Rethink Imaging
Teaching Radiologists for an AI-First World with Ali Tejani
January 8, 2026
In this episode of Rethink Imaging, Chris St. John sits down with Dr. Ali Tejani, a neuroradiology fellow at UCSF and a national leader in radiology education, imaging informatics, and AI literacy. Ali shares why radiology training programs must evolve now to prepare trainees for a future where AI is embedded in everyday clinical workflows. From launching an imaging informatics and business intelligence track during residency to co-directing national informatics education initiatives, Ali explains how radiologists learn best, why traditional didactics are no longer enough, and how podcasts, social media, and hands-on AI experiences are reshaping education. The conversation explores generational learning differences, the risk of deskilling, ethical AI use, and why being a critical, informed AI user matters more than knowing how to code.
Radiology education is at an inflection point.

Dr. Ali Tejani joins Rethink Imaging to explore how artificial intelligence, digital learning, and changing trainee expectations are transforming how radiologists are trained. 

He argues that programs that fail to introduce AI education are doing trainees a disservice, not because radiologists must become engineers, but because they must understand how to safely, ethically, and effectively use AI in real clinical environments.
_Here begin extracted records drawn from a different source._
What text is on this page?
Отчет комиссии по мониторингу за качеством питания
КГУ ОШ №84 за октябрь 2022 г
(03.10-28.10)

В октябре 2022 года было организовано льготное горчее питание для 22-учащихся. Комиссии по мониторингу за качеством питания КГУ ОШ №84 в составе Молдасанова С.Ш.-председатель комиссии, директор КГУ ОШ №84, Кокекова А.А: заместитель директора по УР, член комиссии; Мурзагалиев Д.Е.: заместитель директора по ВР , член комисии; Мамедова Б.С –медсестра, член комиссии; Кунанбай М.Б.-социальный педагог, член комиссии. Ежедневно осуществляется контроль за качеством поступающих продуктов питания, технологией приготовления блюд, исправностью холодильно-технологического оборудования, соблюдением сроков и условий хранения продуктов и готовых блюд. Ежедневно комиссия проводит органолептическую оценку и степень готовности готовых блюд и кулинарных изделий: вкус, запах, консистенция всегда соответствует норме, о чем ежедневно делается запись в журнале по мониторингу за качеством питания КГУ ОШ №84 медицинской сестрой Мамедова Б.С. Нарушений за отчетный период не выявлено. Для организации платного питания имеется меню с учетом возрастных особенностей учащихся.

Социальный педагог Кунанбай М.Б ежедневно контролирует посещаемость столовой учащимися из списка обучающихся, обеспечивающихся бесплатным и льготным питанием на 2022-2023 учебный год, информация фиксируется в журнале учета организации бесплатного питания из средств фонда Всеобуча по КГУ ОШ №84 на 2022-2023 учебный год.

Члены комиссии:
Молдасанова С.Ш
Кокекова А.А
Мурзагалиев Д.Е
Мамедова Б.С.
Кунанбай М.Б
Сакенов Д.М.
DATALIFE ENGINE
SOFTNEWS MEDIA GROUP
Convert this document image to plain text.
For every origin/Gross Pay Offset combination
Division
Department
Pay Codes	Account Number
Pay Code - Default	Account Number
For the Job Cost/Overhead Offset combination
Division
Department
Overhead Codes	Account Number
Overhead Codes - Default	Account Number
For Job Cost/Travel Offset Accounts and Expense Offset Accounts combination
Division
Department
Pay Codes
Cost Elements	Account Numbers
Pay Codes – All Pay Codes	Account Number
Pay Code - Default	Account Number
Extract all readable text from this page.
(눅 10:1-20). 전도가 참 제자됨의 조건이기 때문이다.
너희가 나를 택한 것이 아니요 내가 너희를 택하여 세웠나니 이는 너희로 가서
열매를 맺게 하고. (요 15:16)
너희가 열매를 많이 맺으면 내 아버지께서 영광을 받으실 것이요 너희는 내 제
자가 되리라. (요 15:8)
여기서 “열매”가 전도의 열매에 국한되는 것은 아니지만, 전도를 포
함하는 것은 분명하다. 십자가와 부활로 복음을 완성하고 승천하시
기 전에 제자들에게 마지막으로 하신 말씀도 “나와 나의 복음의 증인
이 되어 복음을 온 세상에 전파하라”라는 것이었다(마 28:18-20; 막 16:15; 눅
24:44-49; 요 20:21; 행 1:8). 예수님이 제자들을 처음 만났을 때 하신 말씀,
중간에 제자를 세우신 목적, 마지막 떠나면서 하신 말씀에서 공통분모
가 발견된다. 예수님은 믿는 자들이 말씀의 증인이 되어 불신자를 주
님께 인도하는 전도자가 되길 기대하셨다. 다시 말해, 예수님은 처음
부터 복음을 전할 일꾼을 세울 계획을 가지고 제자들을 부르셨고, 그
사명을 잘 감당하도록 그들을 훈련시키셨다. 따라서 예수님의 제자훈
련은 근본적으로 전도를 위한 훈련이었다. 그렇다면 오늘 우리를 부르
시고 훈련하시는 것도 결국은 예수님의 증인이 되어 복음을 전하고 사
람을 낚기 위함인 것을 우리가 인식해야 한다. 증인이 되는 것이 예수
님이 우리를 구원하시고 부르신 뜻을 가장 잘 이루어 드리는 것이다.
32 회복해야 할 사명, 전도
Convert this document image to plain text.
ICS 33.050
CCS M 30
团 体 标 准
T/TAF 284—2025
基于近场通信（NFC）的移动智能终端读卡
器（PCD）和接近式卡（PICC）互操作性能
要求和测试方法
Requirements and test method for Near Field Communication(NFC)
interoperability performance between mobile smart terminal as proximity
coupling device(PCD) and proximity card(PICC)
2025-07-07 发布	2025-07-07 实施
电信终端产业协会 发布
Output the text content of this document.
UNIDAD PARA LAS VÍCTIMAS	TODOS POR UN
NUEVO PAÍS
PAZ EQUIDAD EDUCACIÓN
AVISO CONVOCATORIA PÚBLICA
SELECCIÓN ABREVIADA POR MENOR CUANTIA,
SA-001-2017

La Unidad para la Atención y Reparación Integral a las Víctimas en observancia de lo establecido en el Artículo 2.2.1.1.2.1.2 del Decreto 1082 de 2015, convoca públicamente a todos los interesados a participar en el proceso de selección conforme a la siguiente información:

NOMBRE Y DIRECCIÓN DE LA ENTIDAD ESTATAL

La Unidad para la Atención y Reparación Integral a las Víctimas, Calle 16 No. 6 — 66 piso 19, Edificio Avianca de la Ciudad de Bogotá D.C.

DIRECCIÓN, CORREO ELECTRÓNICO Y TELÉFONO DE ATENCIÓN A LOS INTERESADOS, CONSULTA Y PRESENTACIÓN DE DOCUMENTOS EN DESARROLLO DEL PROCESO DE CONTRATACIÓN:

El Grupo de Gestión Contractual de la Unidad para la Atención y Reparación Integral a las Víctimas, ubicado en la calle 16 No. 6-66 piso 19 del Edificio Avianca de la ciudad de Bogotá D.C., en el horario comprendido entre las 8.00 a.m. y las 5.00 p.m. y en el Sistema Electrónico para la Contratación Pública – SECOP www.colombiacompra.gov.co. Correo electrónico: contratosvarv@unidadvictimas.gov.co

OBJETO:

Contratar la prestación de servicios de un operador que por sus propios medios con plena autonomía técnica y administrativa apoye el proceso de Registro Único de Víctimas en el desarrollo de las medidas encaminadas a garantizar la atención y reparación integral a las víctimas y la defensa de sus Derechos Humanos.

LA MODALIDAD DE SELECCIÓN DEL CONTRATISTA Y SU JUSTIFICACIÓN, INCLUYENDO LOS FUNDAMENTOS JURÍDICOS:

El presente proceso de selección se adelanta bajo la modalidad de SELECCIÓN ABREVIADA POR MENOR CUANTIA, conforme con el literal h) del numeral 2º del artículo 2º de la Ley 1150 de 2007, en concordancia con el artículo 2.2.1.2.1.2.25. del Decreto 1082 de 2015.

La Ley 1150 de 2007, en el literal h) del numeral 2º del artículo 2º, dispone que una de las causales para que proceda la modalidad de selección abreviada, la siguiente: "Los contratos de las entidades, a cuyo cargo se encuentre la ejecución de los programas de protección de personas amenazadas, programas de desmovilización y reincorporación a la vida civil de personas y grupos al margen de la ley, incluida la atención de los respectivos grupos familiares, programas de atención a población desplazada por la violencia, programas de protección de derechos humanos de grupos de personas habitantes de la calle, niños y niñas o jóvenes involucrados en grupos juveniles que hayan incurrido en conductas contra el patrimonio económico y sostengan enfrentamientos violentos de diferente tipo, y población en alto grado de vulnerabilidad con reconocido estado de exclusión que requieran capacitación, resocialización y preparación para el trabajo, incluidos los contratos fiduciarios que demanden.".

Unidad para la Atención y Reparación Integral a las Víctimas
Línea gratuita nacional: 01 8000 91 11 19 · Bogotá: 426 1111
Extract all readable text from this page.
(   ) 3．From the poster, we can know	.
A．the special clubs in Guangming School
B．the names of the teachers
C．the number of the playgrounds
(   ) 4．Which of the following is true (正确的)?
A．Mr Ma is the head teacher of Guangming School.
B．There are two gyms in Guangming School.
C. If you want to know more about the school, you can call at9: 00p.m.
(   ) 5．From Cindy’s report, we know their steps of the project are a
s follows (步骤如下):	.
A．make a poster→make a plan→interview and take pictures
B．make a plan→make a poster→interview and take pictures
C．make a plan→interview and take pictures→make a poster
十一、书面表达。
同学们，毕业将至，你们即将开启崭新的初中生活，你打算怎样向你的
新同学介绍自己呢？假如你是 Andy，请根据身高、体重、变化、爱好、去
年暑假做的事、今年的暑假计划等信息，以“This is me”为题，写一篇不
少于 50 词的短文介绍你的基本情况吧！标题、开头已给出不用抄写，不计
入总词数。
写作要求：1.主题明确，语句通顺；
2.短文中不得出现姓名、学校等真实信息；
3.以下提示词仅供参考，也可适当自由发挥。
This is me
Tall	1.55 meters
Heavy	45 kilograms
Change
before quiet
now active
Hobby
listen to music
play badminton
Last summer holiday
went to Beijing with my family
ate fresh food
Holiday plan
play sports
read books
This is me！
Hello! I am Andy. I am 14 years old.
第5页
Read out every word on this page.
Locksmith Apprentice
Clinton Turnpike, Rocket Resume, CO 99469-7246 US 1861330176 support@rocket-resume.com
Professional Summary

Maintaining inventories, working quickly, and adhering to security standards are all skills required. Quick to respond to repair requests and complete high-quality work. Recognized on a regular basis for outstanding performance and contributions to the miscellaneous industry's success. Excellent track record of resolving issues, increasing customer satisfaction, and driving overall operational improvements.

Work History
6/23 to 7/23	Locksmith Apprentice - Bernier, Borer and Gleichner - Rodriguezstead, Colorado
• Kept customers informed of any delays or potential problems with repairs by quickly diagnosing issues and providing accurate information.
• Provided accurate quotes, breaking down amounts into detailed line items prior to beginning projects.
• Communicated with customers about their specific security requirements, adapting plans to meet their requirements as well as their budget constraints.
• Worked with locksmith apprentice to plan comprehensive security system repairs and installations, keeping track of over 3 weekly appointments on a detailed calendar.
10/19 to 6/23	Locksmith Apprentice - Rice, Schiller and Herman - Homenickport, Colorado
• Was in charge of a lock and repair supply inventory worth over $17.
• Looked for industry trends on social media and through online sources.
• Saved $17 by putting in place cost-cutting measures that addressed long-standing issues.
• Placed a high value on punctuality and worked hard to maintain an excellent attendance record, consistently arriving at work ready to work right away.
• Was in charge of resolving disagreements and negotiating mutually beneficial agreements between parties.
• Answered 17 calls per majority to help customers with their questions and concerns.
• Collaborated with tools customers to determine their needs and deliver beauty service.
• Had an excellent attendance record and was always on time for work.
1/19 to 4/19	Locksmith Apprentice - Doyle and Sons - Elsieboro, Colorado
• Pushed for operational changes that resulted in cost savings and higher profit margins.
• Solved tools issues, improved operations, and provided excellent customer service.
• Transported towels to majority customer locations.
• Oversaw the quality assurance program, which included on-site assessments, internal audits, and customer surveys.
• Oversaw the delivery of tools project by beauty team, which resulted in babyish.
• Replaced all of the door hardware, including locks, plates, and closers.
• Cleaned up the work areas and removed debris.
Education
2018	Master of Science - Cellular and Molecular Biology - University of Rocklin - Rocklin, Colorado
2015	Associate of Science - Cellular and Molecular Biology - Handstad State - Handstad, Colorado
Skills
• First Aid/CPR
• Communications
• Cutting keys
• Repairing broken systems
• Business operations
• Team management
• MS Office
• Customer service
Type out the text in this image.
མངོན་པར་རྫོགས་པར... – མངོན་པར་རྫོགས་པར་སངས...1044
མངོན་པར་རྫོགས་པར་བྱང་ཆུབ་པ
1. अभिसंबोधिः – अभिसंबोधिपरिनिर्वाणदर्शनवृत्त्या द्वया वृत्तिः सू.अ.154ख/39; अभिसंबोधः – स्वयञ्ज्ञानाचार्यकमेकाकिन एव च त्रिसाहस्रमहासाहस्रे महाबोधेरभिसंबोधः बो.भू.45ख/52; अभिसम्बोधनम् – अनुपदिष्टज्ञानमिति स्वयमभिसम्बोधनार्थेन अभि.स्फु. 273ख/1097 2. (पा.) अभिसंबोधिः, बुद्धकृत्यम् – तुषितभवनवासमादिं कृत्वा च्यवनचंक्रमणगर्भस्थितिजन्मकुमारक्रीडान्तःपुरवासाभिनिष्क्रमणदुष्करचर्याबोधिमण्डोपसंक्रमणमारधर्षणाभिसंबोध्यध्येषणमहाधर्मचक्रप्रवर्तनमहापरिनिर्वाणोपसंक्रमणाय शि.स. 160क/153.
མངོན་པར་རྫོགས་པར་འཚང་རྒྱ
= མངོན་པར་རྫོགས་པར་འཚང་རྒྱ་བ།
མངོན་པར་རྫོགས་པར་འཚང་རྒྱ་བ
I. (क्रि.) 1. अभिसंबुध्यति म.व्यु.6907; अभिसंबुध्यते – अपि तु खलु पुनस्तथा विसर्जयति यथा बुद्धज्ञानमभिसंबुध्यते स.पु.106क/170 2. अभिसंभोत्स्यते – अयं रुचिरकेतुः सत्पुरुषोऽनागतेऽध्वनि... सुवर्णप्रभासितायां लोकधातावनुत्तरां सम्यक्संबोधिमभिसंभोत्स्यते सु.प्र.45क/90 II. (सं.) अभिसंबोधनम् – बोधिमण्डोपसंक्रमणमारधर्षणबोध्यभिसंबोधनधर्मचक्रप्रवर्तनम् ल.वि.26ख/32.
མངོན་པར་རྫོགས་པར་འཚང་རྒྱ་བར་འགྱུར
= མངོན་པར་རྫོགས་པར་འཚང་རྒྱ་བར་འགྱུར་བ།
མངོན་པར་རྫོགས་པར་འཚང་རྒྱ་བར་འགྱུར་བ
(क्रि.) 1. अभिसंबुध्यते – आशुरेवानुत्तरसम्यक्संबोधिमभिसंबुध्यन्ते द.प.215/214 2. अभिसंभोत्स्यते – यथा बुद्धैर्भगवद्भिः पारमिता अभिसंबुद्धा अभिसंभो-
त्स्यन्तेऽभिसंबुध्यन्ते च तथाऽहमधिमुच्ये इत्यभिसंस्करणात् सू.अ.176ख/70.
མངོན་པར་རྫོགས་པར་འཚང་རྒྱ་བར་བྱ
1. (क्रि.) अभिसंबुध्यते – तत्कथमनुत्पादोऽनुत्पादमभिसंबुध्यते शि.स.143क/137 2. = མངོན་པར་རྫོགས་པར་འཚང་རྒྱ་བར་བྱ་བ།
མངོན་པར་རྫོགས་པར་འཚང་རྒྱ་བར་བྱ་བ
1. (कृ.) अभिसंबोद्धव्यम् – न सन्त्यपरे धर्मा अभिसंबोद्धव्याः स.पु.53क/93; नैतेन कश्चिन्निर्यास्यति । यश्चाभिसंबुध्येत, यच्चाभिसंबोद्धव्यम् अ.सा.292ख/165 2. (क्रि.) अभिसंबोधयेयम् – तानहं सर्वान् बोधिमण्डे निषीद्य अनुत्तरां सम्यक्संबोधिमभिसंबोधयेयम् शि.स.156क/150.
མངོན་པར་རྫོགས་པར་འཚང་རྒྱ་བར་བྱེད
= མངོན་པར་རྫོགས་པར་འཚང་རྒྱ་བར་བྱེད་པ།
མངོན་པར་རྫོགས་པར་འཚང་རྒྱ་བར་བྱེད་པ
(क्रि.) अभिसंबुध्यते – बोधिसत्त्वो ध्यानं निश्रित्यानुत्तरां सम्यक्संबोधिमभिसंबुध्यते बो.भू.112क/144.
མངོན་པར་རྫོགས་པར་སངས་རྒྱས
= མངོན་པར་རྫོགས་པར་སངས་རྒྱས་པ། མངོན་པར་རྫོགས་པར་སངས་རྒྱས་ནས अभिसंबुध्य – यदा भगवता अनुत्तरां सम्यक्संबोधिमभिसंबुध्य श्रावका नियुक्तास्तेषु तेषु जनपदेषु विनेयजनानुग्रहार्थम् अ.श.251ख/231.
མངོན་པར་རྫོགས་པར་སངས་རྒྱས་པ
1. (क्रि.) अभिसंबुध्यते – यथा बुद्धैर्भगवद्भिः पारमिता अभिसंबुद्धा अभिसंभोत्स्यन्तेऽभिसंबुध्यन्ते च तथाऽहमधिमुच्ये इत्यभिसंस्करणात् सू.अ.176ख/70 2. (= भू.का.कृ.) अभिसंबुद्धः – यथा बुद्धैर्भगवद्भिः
Ali reflects on his journey into radiology, his early passion for teaching, and how frustration with fragmented AI learning resources led him to help build structured curricula and national training programs. He breaks down why modern learners gravitate toward case-based learning, flipped classrooms, podcasts, and social media and why education must be personalized rather than monolithic.

The discussion also tackles harder questions: how to introduce AI early without deskilling trainees, how to create psychologically safe learning environments, and why educators must shift from “hot seat” teaching to collaborative peer learning. Ali emphasizes that AI education should focus on pitfalls, bias, automation risk, and workflow integration, so radiologists graduate ready to practice with or without AI support.

Ali closes with a call to action for both trainees and educators: stay curious, advocate for better resources, and ensure AI is placed in trainees’ hands early, within controlled environments that protect patient care while accelerating learning.